After finishing this course, students will be able to:

Location and Time

Saturdays - 2:00-5:00PM, place Tech M164.

In compliance with Section 504 of the 1973 Rehabilitation Act and the Americans with Disabilities Act, Northwestern University is committed to providing equal access to all programming. Students with disabilities seeking accommodations are encouraged to contact the office of Services for Students with Disabilities (SSD) at +1 847 467-5530 or SSD is located in the basement of Scott Hall. Additionally, I am available to discuss disability-related needs during office hours or by appointment.

Course Prerequisites

I will assume you have a basic understanding of computer systems and networking; we will review some basic concepts (e.g. processes and inter-process communication) in the first meeting.

Communication Channels

We will use the course web site ( to post announcements related to the course. You should check this regularly for schedule changes, clarifications and corrections to assignments, and other course-related announcements.

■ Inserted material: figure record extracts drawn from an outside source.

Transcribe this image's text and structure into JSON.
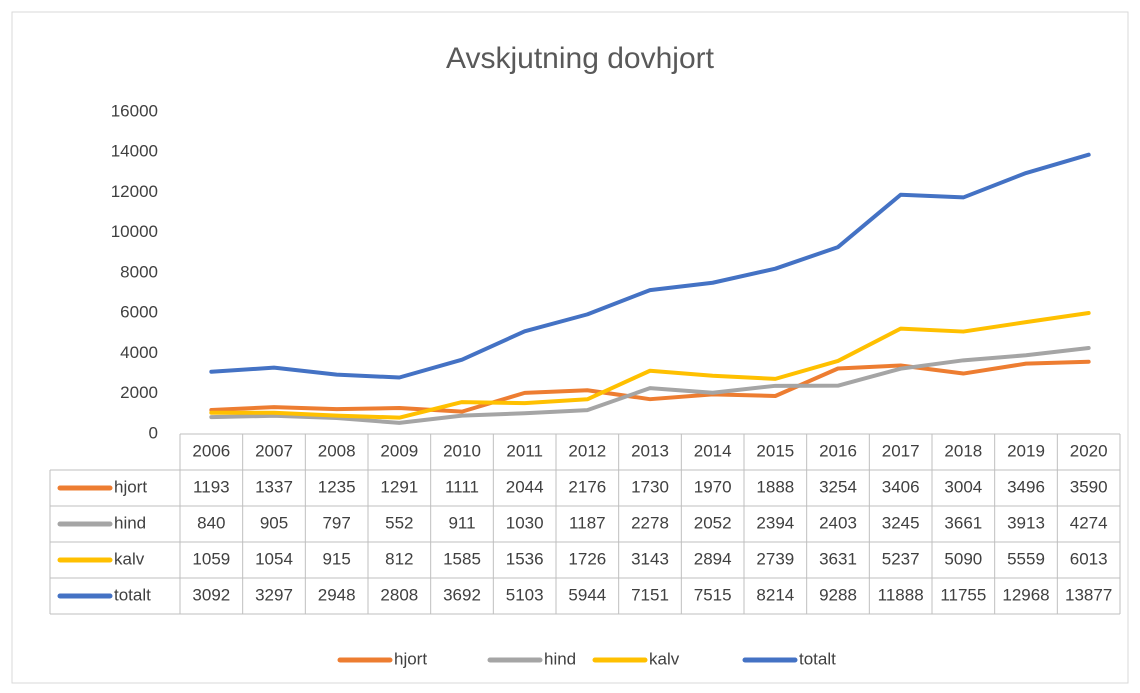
{
  "chart_data": {
    "type": "line",
    "title": "Avskjutning dovhjort",
    "categories": [
      "2006",
      "2007",
      "2008",
      "2009",
      "2010",
      "2011",
      "2012",
      "2013",
      "2014",
      "2015",
      "2016",
      "2017",
      "2018",
      "2019",
      "2020"
    ],
    "series": [
      {
        "name": "hjort",
        "color": "#ed7d31",
        "values": [
          1193,
          1337,
          1235,
          1291,
          1111,
          2044,
          2176,
          1730,
          1970,
          1888,
          3254,
          3406,
          3004,
          3496,
          3590
        ]
      },
      {
        "name": "hind",
        "color": "#a5a5a5",
        "values": [
          840,
          905,
          797,
          552,
          911,
          1030,
          1187,
          2278,
          2052,
          2394,
          2403,
          3245,
          3661,
          3913,
          4274
        ]
      },
      {
        "name": "kalv",
        "color": "#ffc000",
        "values": [
          1059,
          1054,
          915,
          812,
          1585,
          1536,
          1726,
          3143,
          2894,
          2739,
          3631,
          5237,
          5090,
          5559,
          6013
        ]
      },
      {
        "name": "totalt",
        "color": "#4472c4",
        "values": [
          3092,
          3297,
          2948,
          2808,
          3692,
          5103,
          5944,
          7151,
          7515,
          8214,
          9288,
          11888,
          11755,
          12968,
          13877
        ]
      }
    ],
    "ylim": [
      0,
      16000
    ],
    "yticks": [
      0,
      2000,
      4000,
      6000,
      8000,
      10000,
      12000,
      14000,
      16000
    ],
    "grid": false,
    "legend": "bottom"
  }
}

There are not textbook required for this course; we will rely on a set of course notes and papers that I will be made available in the course website.

Course Organization

The course is organized around a set of lecture, in-class discussions, homework assignment and essays. Assignments will focus on gaining some practical experience with peer-to-peer system (e.g. BitTorrent), acquiring an understanding of the related research context through readings and delving into some key topics through short essays on key topics.

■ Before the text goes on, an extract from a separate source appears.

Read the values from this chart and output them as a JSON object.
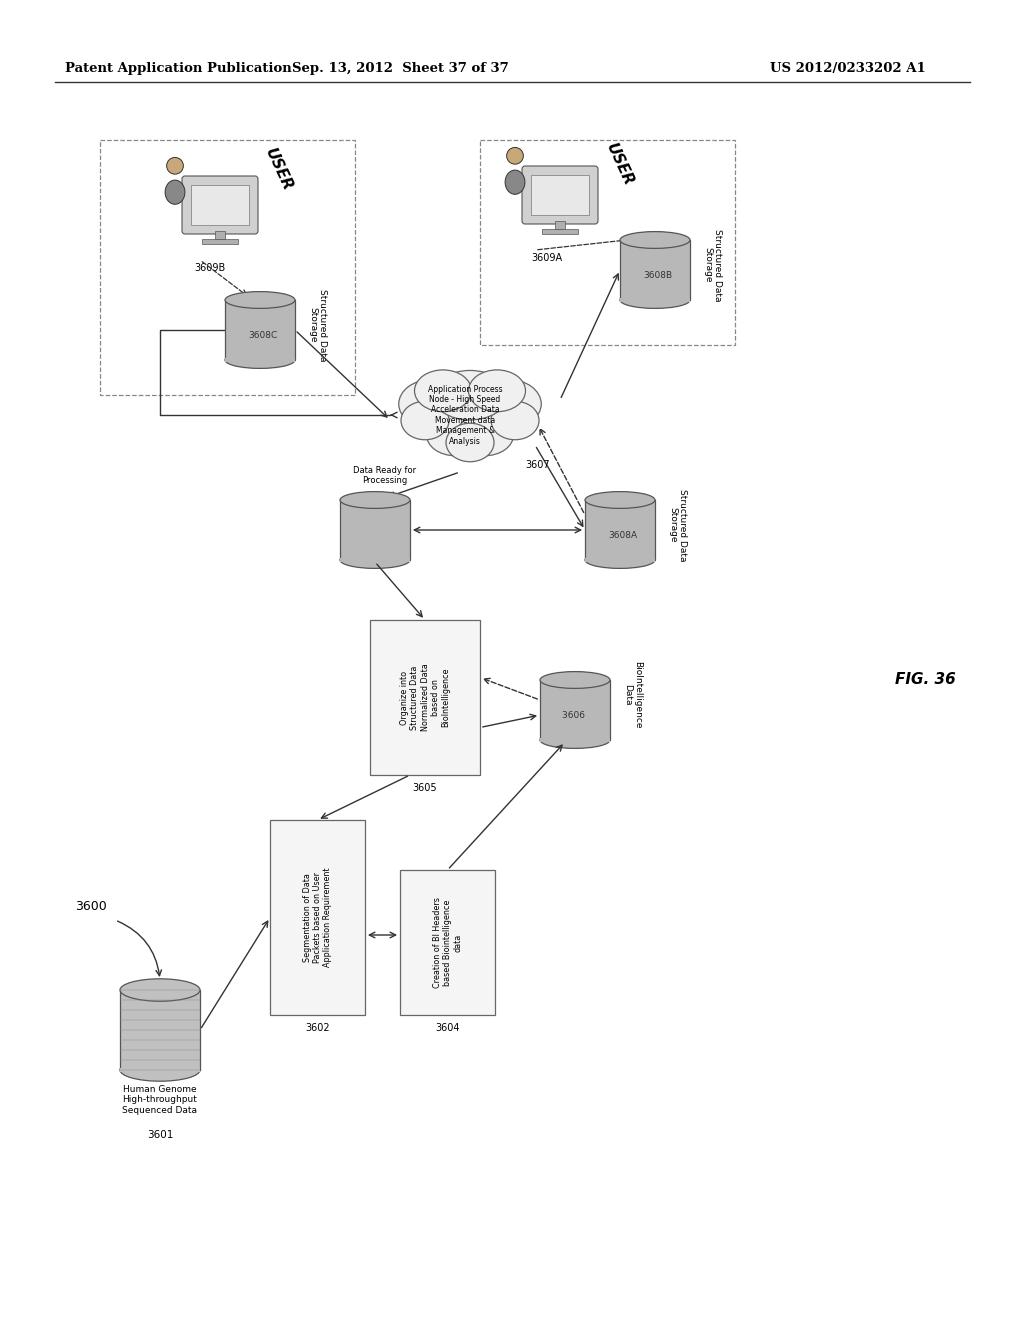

  1. Reading: You will select three of the papers listed for the week and write a summary report.
  2. Short in-class questions: You will gather in groups of 2-3 to answer a given question; you will provide common answer for the group, but any dissenting opinion will be noted properly.
  3. Essay: You will write a 2-page essay examining a related topic of your choice (subject to approval by the instructor). Potential topics include self-adaptation, censorship, new applications for P2P, legal challenges for P2P.

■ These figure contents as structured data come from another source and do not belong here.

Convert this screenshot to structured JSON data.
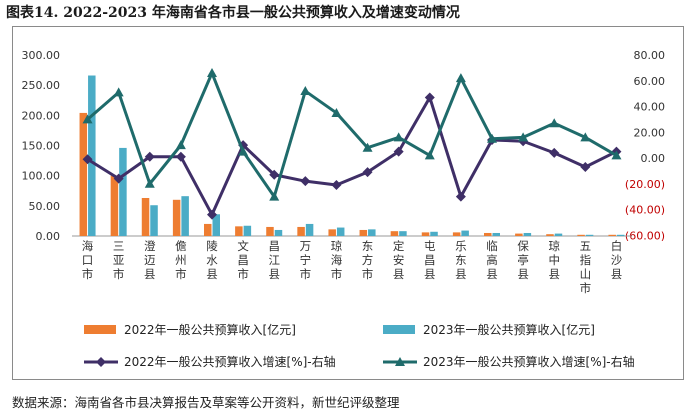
{
  "title": "图表14.   2022-2023 年海南省各市县一般公共预算收入及增速变动情况",
  "source": "数据来源：海南省各市县决算报告及草案等公开资料，新世纪评级整理",
  "colors": {
    "bar_2022": "#ee7d31",
    "bar_2023": "#4bacc6",
    "line_2022": "#3f2f67",
    "line_2023": "#1f6b6b"
  },
  "chart_data": {
    "type": "bar+line",
    "categories": [
      "海口市",
      "三亚市",
      "澄迈县",
      "儋州市",
      "陵水县",
      "文昌市",
      "昌江县",
      "万宁市",
      "琼海市",
      "东方市",
      "定安县",
      "屯昌县",
      "乐东县",
      "临高县",
      "保亭县",
      "琼中县",
      "五指山市",
      "白沙县"
    ],
    "left_axis": {
      "min": 0,
      "max": 300,
      "ticks": [
        "0.00",
        "50.00",
        "100.00",
        "150.00",
        "200.00",
        "250.00",
        "300.00"
      ]
    },
    "right_axis": {
      "min": -60,
      "max": 80,
      "ticks": [
        "(60.00)",
        "(40.00)",
        "(20.00)",
        "0.00",
        "20.00",
        "40.00",
        "60.00",
        "80.00"
      ]
    },
    "series": [
      {
        "name": "2022年一般公共预算收入[亿元]",
        "kind": "bar",
        "axis": "left",
        "values": [
          204,
          100,
          63,
          60,
          20,
          16,
          15,
          15,
          11,
          10,
          8,
          6,
          6,
          5,
          4,
          3,
          2,
          2
        ]
      },
      {
        "name": "2023年一般公共预算收入[亿元]",
        "kind": "bar",
        "axis": "left",
        "values": [
          266,
          146,
          51,
          66,
          36,
          17,
          10,
          20,
          14,
          11,
          8,
          7,
          9,
          5,
          5,
          4,
          2,
          2
        ]
      },
      {
        "name": "2022年一般公共预算收入增速[%]-右轴",
        "kind": "line",
        "axis": "right",
        "values": [
          -1,
          -16,
          1,
          1,
          -44,
          10,
          -13,
          -18,
          -21,
          -11,
          5,
          47,
          -30,
          14,
          13,
          4,
          -7,
          5
        ]
      },
      {
        "name": "2023年一般公共预算收入增速[%]-右轴",
        "kind": "line",
        "axis": "right",
        "values": [
          30,
          51,
          -20,
          10,
          66,
          5,
          -30,
          52,
          35,
          8,
          16,
          2,
          62,
          15,
          16,
          27,
          16,
          2
        ]
      }
    ]
  }
}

All assignments are individual efforts although you are encouraged to discuss the problems and issues with the group.

This is my first time teaching an MSIT course. I will attempt to modulate the difficulty and expectations to keep you challenged. Your feedback is encouraged!

Reading Papers

When reading papers it is normally useful to write down a summary of about a page. Your summary should include at least:

  1. Paper title and its author(s).
  2. Brief one-line summary.
  3. A paragraph of the most important ideas: perhaps a combination of their motivations, observations, interesting parts of the design, or clever parts of their implementation.
  4. A paragraph of the largest flaws; maybe an experiment was poorly designed or the main idea had a narrow scope or applicability. Being able to assess weaknesses as well as strengths is an important skill for this course and beyond.
  5. A last paragraph where you state the relevance of the ideas today, potential future research suggested by the article, etc.

You may find the following brochure useful: Efficient reading of papers in Science and Technology by Michael J. Hanson, 1990, revised 2000 Dylan McNamee.


Grading will be based on class participation (50%) and homework assignments (50%).